Pingyao is the greatest surviving walled city in the Far East. As in the west, many of China’s greatest cities were defended by walls in the Middle Ages. But few of these survive intact to the present day. This makes Pingyao the best preserved medieval city in China, and one of that country’s greatest historical sites. The walls and towers of Pingyao are massive and very well preserved, and are second in size only to those of Avila in Spain. The Wall of Pingyao is part of the Historic City of Pingyao UNESCO World Heritage Site.
The city of Pingyao has been an important center of government and trade in China since ancient times. It was established as a capital city of the Western Zhou dynasty during the Warring States Period. Although its fortunes waxed and waned over the years, Pingyao consistently remained one of China’s strategic and commercial centers throughout all of the subsequent dynasties that ruled over the northeastern areas of the country.

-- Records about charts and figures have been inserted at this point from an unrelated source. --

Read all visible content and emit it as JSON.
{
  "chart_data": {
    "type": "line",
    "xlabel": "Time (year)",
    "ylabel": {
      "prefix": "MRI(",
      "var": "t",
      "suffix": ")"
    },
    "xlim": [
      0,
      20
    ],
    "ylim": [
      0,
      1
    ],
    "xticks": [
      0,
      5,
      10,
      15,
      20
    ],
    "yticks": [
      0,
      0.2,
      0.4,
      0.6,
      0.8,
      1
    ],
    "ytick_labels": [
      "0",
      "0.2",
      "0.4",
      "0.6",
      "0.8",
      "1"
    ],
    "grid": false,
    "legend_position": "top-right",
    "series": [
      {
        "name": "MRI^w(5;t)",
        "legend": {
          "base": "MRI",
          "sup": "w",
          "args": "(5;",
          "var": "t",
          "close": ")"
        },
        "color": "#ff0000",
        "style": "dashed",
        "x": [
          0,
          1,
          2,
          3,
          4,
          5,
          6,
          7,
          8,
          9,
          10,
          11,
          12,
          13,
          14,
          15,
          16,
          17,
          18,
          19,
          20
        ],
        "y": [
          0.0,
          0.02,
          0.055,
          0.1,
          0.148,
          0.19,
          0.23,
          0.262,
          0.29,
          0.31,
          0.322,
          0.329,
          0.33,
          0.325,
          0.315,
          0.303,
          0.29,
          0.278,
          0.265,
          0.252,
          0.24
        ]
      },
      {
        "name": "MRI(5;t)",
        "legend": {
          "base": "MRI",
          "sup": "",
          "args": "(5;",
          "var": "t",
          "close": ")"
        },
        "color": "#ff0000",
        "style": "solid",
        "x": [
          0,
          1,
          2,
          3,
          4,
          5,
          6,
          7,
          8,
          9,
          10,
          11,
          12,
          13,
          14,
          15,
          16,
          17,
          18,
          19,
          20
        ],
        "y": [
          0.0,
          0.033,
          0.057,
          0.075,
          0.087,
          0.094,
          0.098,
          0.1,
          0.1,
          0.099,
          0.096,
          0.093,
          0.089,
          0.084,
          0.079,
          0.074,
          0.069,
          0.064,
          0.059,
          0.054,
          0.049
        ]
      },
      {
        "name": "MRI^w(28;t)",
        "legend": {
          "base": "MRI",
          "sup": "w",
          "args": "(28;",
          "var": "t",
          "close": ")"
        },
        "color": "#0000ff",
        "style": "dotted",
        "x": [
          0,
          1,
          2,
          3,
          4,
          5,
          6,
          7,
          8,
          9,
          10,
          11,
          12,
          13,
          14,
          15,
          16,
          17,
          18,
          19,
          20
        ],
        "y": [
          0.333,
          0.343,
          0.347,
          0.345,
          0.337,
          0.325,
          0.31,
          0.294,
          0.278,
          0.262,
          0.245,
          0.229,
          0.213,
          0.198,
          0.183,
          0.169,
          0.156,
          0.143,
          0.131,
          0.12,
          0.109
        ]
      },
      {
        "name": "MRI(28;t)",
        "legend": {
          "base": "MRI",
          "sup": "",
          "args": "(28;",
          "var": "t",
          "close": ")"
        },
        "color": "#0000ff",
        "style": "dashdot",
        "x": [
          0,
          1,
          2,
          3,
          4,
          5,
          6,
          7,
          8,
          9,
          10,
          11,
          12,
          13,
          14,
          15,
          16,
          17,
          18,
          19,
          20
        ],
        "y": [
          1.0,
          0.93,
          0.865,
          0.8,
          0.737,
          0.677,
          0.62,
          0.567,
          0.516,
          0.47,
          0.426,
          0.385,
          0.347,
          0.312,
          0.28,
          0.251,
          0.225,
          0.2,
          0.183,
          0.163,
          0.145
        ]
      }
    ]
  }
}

Pingyao’s climb to become one of China’s greatest cities began in the 14th century with the reign of Zhu Yuanzhang, the first emperor of the Ming dynasty. Also known as the Hongwu Emperor, Zhu Yuanzhang united China and drove out the Yuan dynasty, ending nearly a century of foreign rule. Although Zhu Yuanzhang became a national hero for defeating the Mongols, he was also well known for his ruthlessness in defending his throne from enemies both foreign and domestic.
In order to both protect China from future invasions and maintain his own control over local populations, Zhu Yuanzhang instituted an immense program of building fortifications throughout China. One of his most important and longest-surviving projects was the construction of the city walls of Pingyao. This was designed in part to make Pingyao overshadow nearby Beijing, which had been the capital city under the hated Mongols. For a brief period Pingyao was the most important city in northeastern China.
Pingyao actually reached its height in the late 19th century. Close enough to the coastal cities to be commercially important but far enough inland to escape the ravages of European colonial powers, Pingyao became China’s financial center. It is estimated that more than half of China’s banks at the time were headquartered here, safe behind the city’s massive walls. Although Pingyao’s star has faded, the walls remain and are kept in very good repair in order to accommodate the hordes of tourists who visit every year.
The Walls of Pingyao are among the best preserved in the world, and appear much today as they did when they were completed in the 1370s. The general layout is like that of a turtle. Six giant, heavily fortified gates jut out from the walls: one at the north end (the head), one at the south end (the tail), and two each on the east and west sides (the legs). Because of this Pingyao is sometimes refered to as Turtle City.
The statistics of the brown-bricked wall are unmatched: it runs for four miles around the city, at an average height of sixty feet and thickness of over ten feet. In addition to the six gatehouses, there are four corner towers and a mind-blowing 72 watchtowers that are each like a small fortress unto themselves. The fortifications were once surrounded by a moat, but are now surrounded by trees and walking paths.
The Walls of Pingyao stretch around the old city center of Pingyao, about 200 miles southwest of Beijing. They are accessible at numerous points and much of the perimeter can be walked. Although there are no regular hours for walking on the wall, a museum ticket is required for access. Admission is Y120. Web: www.cnto.org (official tourism website of China).
China once boasted many excellent walled cities, but few now remain, and none are as intact or impressive as Pingyao. However, a close second is the Walled City of Xi’an, which thanks to that city’s other attractions are probably even more visited. Also nearly intact is the Walled City of Nanjing. Small portions of the Ming-era Walls of Beijing are still standing as well.